If you've watched any college football this season (and if you haven't, shame on you), then you've probably heard about the plight of James Madison University, a second-year FBS program that is undefeated as of this writing, but won't be allowed to participate in a bowl game because it's in the second year of a two-year transitional status from FCS football, where it was a perennial powerhouse. Pleas to the NCAA have gone unheeded, which gives fans yet another reason to shake their heads (and fists) at the institution.
Colgate fans can sympathize with JMU's supporters. In 1932, the Red Raiders not just went undefeated, but allowed ZERO points in nine games, making other historical defensive juggernauts like the 1963 UMass team look like a sieve.
The scores, taken from the 1933 Salmagundi yearbook. "Mississippi" is actually the Mississippi College Choctaws, a D-II school these days, not Ole Miss. |
This was no out-of-the-blue campaign from an obscure school in the Northeast.

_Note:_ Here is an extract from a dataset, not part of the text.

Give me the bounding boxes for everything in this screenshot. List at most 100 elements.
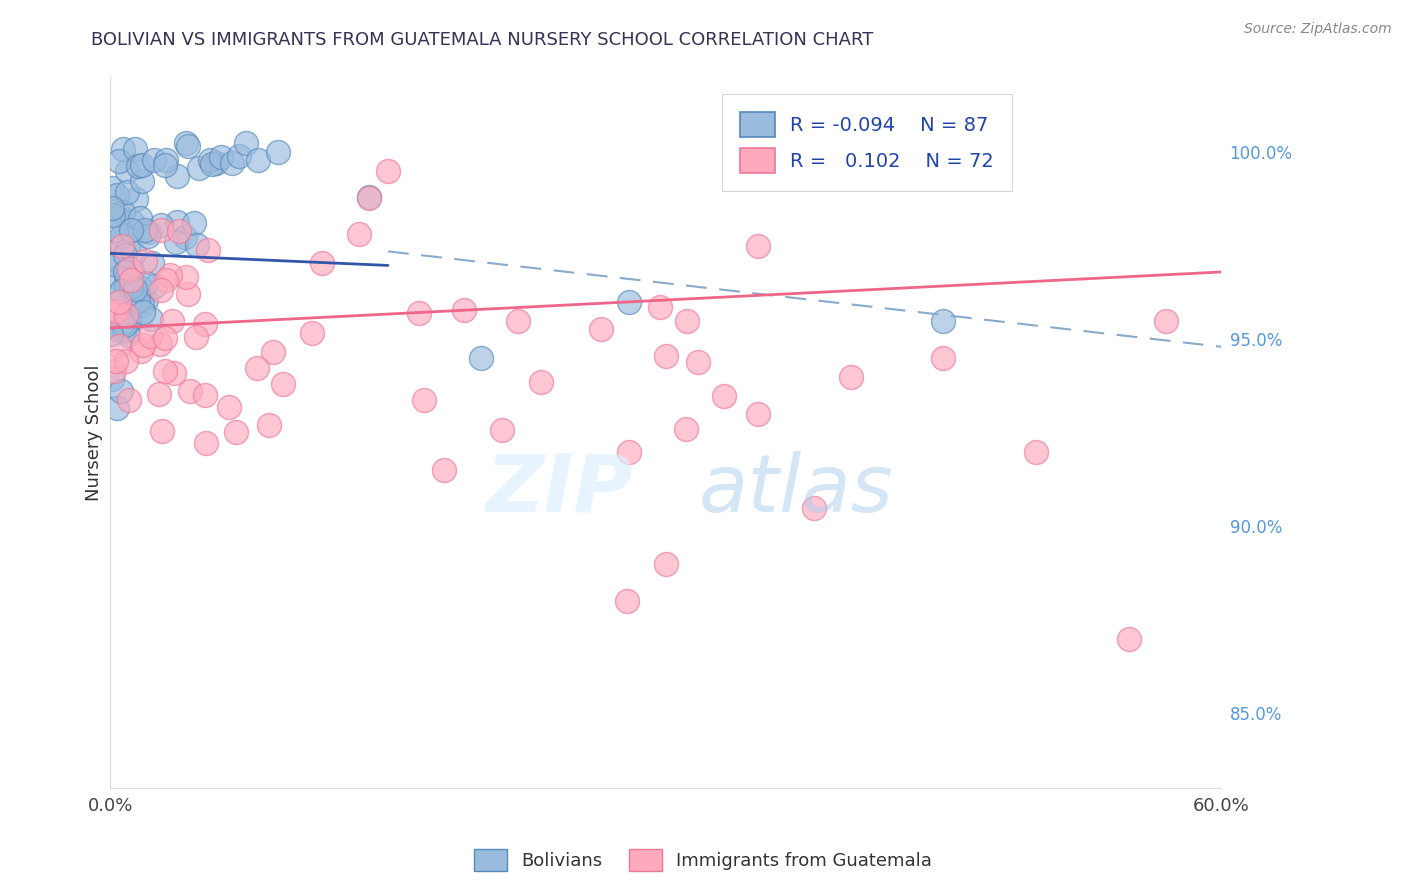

The 'Gate had been a regional and occasionally national force for the last 15 years or so, and went 47-5-1 from 1929-34 under coach Andy Kerr, according to this great TipTop 25 piece. (TipTop is the source for much of the information here, including this wowza: "Colgate ran a gimmicky rugby-like offense that featured laterals all over the field, like a modern day team trying to score on the last play of the game.")
Colgate faces Brown in the 1932 season finale. Both teams have pretty distinctive uniforms here. |
The list of opponents don't look overwhelming, and in fact Brown was probably the best team Colgate faced. The teams were undefeated when they faced off in the season finale Thanksgiving Day at Brown Stadium. The Raiders led only 6-0 at halftime but pulled away to win 21-0. The Bears came closest to anyone to scoring against the Raiders all season; Brown drove to the Colgate 1-yard line with time running out in the first half, but quarterback Robert Ramsay Chase's keeper came two inches shy of the end zone.
Colgate battles NYU at Yankee Stadium.
The game attracted 35,000 fans. Ah, the days when
NYC was a college football hotbed ...
With a 9-0 record and a 264-0 scoring margin, Colgate awaited an invitation to be the East's representative in the Rose Bowl, the only major bowl game at that point and which usually pitted an Eastern power against the champions of the West Coast. Legend has it the Raiders literally had their bags packed for Pasadena. Alas, the invite went to 8-1-2 Pittsburgh, which frankly played a tougher schedule against the likes of Ohio State, Penn, Notre Dame, Army, Stanford and Carnegie Tech (a legit power in the '30s). The novelty of an undefeated AND unscored-upon team going to the Rose Bowl probably would have attracted some mainstream attention, though. If only there had been more bowl games, as was the case later in the decade ...
(BTW, Pitt was wiped out by USC in the Rose Bowl, 35-0.)
The 1932 Raiders. |
But while Colgate, like James Madison, had to stay home for the holidays, it became famous as the team of the "four uns," as Kerr wrote on a chalkboard for his players after the season: "Remember the great team of 1932, undefeated, united, unscored upon and uninvited."
Then there are the uniforms. In addition to the maroon jerseys worn the previous year, Colgate debuted new white shirts and maroon pants, which apparently gave birth to the "Red Raiders" nickname used until 2001. White helmets completed the ensemble. The unis definitely stood out in an era when many teams still wore dark helmets and shirts and muddy brown or tan pants.
In 2018, as part of the school's 200th anniversary, Colgate wore these awesome throwback uniforms inspired by the 1932 team.